# Wie rendert Java2D/AWT BufferedImages



## eddgedd (12. Feb 2012)

Hallo,

ich beschäftige mich im Moment mit der Programmierung eines 2D-Spieles.
Bisher habe ich für die Grafische Ausgabe Java2D benutzt.
Ich habe ein BufferedImage mit dem Typ INT_RGB erstellt, dann via ((DataBufferInt)image.getRaster().getDataBuffer()).getData() ein int[] besorgt und dort dann die Pixel gesetzt. Anschliesend habe ich das BufferedImage mit BufferStrategy in ein Canvas gerendert.
Dies funktionierte auch super (ich erhielt eine Bildwiederholrate von mehr als 200 FPS), jedoch nahm die Performance mit einer Erhöhung der Auflösung ab. 

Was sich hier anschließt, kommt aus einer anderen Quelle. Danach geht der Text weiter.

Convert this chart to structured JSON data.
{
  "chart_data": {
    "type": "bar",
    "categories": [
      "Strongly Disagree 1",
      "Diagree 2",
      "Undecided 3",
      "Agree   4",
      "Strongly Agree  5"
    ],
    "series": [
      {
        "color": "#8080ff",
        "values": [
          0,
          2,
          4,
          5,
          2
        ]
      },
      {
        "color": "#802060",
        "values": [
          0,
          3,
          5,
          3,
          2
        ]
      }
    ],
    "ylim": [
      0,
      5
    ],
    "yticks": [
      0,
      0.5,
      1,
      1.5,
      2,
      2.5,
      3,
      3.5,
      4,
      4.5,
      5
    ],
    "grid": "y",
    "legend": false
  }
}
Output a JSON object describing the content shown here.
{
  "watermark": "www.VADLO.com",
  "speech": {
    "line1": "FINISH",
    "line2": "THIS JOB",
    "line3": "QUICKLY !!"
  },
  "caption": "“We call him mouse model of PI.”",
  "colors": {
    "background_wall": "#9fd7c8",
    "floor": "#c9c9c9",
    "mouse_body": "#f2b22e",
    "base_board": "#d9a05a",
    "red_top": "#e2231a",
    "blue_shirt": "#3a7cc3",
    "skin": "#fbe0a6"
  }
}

Deshalb habe ich LWJGL ausprobiert, da man sich damit den Umweg über Java2D spart und direkt auf OpenGL zugreifen kann.
In Java2D habe ich bisher meine Sprites mit ImageIO geladen, dann die Pixel besorgt und gespeichert. Diese Bilder enthielten aber nur verschiedene Graustufen. Beim Rendern eines Sprites habe ich dann die einzelnen Pixel manipuliert und "eingefärbt" (z.B mit einem &-Operator und einem Farbwert) und dann in das int[] Array des Hauptsbildes geschrieben. So konnte ich viele verschieden farbige Sprites zeichen ohne viel Speicher zu verbrauchen. Nun habe ich dies versucht in LWJGL umzusetzen, leider vergebens. Ich habe ein DataBuffer erzeugt es versucht mit glDrawPixels zu rendern. Dies hat zwar funktioniert, war aber viel zu langsam. 

Und nun meine Frage : Wie schafft es Java2D die BufferedImages relativ schnell zu rendern und gleichzeitig einen Zugriff auf die Pixel zu erlauben. Ich meine, wenn man jederzeit die Pixel verändern kann, dann müssten die Daten doch im Haupspeicher liegen, oder ?

Habe schon überall nach einer Antwort gesucht und im OpenJDK-Quellcode gestöbert.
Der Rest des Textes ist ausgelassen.